We see that for values of $k$ between $1$ and $6.5$ the lengths of the piecewise linear paths are actually less than the length of the straight horizontal line between the two points $-2 + i$ and $2 + i$. The minimum possible path length between the two points is achieved by one of the piecewise linear paths (with a value of $k$ somewhere between $2.25$ and $2.5$) rather than by the straight horizontal path between them. This shows that hyperbolic lengths behave very differently from the lengths we are used to in Euclidean geometry.

Clearly, this approach to calculating distances between points is at odds with the triangle inequality, so it cannot be used directly as the metric for measuring distances between points in hyperbolic space. Instead, given $z, z^{\prime} \in \mathbb{H}$, the hyperbolic distance $d_{\mathbb{H}}(z, z^{\prime})$ between $z$ and $z^{\prime}$ is defined as

$d_{\mathbb{H}}(z, z^{\prime}) = \text{inf}\{\text{Length}_{\mathbb{H}}(\sigma) : \sigma \text{ is a piecewise differentiable path with endpoints } z \text{ and } z^{\prime} \}$

So what we do is consider all piecewise differentiable paths between $z$ and $z^{\prime}$, calculate the hyperbolic length of each such path, then take the shortest. It turns out that this infimum is always actually achieved by some path (a geodesic) and this path is unique.
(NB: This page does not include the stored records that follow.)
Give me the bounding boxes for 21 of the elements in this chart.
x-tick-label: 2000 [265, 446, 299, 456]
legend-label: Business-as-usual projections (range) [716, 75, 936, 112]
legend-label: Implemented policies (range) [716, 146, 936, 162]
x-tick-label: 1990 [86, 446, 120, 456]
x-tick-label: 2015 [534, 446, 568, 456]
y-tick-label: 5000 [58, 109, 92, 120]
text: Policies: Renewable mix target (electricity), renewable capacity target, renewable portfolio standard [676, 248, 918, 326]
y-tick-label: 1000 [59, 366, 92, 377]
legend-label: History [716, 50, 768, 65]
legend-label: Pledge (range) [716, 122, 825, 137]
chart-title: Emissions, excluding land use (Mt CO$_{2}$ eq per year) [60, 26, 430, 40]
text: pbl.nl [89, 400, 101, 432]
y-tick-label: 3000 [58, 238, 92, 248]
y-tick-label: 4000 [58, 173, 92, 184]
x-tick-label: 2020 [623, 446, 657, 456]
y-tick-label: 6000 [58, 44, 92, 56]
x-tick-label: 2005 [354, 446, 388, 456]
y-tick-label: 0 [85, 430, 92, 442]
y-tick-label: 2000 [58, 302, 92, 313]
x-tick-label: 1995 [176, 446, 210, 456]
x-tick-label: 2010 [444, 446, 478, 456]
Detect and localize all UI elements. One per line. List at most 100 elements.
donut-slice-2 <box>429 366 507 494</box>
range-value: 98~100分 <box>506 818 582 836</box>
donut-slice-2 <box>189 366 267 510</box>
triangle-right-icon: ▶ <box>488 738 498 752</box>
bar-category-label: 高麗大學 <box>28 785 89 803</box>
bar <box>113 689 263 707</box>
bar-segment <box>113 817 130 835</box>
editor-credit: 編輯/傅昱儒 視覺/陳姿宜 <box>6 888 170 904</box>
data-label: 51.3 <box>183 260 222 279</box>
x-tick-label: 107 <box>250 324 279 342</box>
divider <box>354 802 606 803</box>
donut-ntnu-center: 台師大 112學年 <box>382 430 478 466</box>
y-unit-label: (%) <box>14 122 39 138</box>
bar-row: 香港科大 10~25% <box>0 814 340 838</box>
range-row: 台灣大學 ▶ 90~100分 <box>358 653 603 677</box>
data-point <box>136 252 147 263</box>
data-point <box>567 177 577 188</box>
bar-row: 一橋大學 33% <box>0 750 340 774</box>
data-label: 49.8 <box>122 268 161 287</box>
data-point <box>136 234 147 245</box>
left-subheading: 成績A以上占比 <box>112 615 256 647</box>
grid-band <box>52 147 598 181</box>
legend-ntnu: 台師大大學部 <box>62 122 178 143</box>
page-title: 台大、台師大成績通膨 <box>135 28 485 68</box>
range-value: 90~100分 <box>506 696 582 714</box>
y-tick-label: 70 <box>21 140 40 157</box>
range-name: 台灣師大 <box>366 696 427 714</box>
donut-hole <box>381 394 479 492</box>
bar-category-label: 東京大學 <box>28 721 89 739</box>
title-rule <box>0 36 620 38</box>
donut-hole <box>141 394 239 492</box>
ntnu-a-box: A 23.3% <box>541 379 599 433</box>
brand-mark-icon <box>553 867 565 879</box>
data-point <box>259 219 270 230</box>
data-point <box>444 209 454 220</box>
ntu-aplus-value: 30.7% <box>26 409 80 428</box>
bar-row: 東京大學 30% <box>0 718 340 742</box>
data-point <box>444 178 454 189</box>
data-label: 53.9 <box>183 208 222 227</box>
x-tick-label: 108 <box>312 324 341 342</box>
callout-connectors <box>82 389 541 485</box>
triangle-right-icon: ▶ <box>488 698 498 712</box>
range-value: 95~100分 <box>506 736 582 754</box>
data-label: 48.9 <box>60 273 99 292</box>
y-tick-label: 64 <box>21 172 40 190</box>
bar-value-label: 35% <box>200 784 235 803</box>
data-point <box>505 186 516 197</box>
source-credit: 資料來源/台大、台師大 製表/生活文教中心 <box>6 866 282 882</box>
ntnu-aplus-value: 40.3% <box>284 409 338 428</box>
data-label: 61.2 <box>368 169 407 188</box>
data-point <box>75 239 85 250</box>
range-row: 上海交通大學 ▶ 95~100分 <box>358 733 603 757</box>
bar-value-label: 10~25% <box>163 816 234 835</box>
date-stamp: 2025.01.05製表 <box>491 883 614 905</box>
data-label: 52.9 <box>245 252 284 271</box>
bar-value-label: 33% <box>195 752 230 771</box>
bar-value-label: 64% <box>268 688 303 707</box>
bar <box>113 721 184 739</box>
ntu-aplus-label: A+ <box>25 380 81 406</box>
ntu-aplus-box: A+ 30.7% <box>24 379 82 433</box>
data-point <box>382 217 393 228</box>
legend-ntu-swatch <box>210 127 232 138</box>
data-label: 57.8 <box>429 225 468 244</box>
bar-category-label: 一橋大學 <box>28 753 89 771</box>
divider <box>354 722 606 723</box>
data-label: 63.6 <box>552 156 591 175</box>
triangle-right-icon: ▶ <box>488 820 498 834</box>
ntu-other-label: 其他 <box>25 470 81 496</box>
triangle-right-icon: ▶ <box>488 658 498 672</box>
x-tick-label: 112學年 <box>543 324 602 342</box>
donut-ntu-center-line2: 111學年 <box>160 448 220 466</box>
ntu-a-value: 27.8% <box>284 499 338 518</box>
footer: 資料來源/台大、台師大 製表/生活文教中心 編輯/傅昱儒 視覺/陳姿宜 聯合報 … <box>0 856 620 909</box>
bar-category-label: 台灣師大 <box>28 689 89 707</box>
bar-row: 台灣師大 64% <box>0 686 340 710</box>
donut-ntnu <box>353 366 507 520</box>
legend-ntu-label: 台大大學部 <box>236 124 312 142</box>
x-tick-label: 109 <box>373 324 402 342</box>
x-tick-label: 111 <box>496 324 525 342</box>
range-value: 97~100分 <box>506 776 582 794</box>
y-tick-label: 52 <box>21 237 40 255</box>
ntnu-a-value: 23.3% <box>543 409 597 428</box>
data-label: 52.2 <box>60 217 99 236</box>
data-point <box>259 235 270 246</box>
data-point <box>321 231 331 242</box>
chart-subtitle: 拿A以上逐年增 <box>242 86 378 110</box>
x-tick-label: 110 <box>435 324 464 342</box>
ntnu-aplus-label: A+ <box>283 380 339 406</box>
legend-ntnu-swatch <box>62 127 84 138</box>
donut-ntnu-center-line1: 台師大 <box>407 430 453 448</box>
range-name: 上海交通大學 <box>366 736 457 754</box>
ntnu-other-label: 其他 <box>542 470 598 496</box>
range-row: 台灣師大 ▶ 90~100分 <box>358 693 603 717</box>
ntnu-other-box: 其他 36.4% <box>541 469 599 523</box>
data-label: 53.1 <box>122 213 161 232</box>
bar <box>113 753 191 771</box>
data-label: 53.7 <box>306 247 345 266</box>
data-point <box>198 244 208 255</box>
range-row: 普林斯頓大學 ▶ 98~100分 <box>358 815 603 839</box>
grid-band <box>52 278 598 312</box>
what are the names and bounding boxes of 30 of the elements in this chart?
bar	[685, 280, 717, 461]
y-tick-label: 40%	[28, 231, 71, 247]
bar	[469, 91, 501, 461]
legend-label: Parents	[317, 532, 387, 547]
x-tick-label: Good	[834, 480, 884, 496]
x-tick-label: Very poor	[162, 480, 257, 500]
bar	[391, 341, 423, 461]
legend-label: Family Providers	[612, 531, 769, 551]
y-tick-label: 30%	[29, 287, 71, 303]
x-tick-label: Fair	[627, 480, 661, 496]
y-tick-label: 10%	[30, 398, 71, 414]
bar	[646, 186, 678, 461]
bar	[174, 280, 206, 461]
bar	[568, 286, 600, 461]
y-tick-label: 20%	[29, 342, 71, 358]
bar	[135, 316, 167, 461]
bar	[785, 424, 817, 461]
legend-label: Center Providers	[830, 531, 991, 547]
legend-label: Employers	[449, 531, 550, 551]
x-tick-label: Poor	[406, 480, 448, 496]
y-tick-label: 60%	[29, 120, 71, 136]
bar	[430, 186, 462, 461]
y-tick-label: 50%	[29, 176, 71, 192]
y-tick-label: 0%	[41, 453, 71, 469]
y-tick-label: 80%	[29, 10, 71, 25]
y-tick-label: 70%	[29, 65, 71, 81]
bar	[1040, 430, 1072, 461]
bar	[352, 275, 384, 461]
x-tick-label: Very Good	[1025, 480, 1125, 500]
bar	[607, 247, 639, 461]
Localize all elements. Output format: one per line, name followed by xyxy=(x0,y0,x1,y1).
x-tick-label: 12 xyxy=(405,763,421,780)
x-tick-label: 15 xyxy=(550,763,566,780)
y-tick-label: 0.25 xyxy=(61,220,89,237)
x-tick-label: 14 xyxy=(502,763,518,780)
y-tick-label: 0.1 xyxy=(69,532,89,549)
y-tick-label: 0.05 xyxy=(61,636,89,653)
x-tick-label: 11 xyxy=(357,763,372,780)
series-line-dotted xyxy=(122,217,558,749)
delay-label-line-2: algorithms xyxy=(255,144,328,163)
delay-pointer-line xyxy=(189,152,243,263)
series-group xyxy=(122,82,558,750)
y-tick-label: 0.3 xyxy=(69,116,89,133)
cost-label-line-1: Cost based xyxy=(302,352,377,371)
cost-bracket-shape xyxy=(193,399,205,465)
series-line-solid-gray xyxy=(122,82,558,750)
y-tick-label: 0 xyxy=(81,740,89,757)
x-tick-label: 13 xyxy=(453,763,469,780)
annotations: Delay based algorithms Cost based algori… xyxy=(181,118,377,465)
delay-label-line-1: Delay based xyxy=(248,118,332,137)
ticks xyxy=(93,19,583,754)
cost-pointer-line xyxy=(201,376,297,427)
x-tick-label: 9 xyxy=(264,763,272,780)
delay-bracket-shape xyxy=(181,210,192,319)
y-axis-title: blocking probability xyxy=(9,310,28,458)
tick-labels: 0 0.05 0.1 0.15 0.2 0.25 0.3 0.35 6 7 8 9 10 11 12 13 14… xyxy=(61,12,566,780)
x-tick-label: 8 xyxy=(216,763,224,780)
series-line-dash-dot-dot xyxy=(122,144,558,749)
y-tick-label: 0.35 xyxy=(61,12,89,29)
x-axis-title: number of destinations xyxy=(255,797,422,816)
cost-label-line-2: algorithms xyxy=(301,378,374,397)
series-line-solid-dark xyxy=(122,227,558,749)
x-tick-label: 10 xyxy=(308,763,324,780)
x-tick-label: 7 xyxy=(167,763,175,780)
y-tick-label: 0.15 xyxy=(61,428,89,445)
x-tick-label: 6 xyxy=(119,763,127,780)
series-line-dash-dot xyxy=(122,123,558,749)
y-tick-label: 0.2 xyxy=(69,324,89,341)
The graph I plotted above is an illustration of this.

The metric $d_{\mathbb{H}}$ clearly does satisfy the triangle inequality, i.e.,

$d_{\mathbb{H}}(x, z) \leq d_{\mathbb{H}}(x, y) + d_{\mathbb{H}}(y, z)$

for all $x, y, z \in \mathbb{H}$. The distance between two points according to this metric must be increased if one goes via a third point, because it is by definition the infimum of all hyperbolic lengths between the points, so those involving any third point must have already been discounted as being longer.